Tribunal Administratif de Besançon — Décision N° TA25-2502026

lundi 1 décembre 2025

JuridictionTribunal Administratif de Besançon
SectionTribunal Administratif de Besançon
N° DossierTA25-2502026
TypeOrdonnance
RecoursExcès de pouvoir
PublicationD

Résumé IA

Le Tribunal Administratif de Besançon a été saisi par Mme B... pour contester deux décisions de la commission des droits et de l'autonomie des personnes handicapées du Doubs du 18 juillet 2025, l'une refusant l'allocation aux adultes handicapés (AAH) et l'autre la reconnaissance de la qualité de travailleur handicapé (RQTH).
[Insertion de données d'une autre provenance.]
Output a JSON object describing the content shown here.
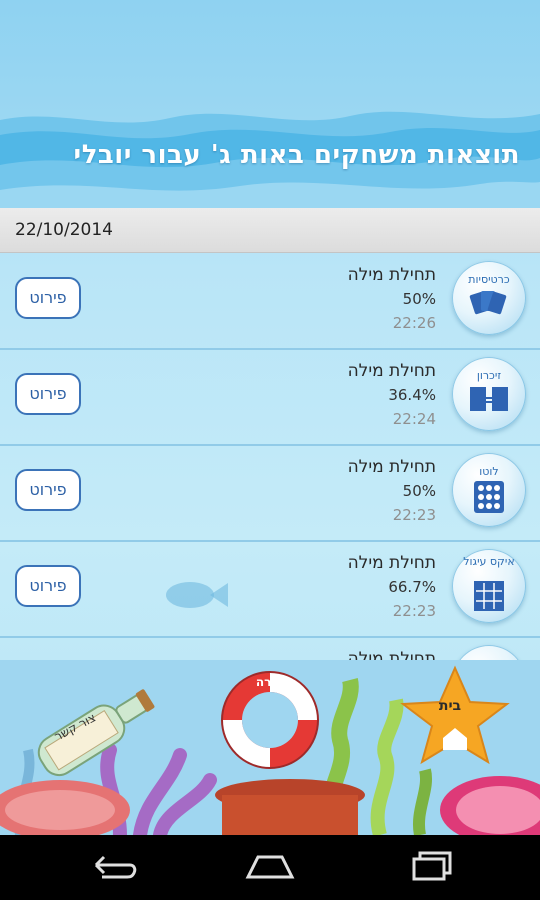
{
  "header": {
    "title": "תוצאות משחקים באות ג' עבור יובלי"
  },
  "date_bar": {
    "date": "22/10/2014"
  },
  "rows": [
    {
      "game": "תחילת מילה",
      "percent": "50%",
      "time": "22:26",
      "button": "פירוט",
      "icon": "cards-icon",
      "icon_label": "כרטיסיות"
    },
    {
      "game": "תחילת מילה",
      "percent": "36.4%",
      "time": "22:24",
      "button": "פירוט",
      "icon": "memory-icon",
      "icon_label": "זיכרון"
    },
    {
      "game": "תחילת מילה",
      "percent": "50%",
      "time": "22:23",
      "button": "פירוט",
      "icon": "lotto-icon",
      "icon_label": "לוטו"
    },
    {
      "game": "תחילת מילה",
      "percent": "66.7%",
      "time": "22:23",
      "button": "פירוט",
      "icon": "tic-tac-toe-icon",
      "icon_label": "איקס עיגול"
    },
    {
      "game": "תחילת מילה",
      "percent": "",
      "time": "",
      "button": "",
      "icon": "partial-bubble-icon",
      "icon_label": ""
    }
  ],
  "bottom": {
    "help_label": "עזרה",
    "home_label": "בית",
    "contact_label": "צור קשר"
  },
  "colors": {
    "accent": "#3b73b8",
    "sky": "#8fd2f1",
    "row_divider": "#8cc8e6"
  }
}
S'agissant de l'AAH, le tribunal s'est déclaré incompétent et a transmis le dossier au tribunal judiciaire de Montbéliard, conformément aux articles L. 241-6 et L. 241-9 du code de l'action sociale et des familles. Concernant la RQTH, la requête a été rejetée comme manifestement irrecevable, faute pour Mme B... d'avoir exercé le recours administratif préalable obligatoire prévu par les articles R. 241-35 et R. 241-36 du même code, malgré une demande de régularisation.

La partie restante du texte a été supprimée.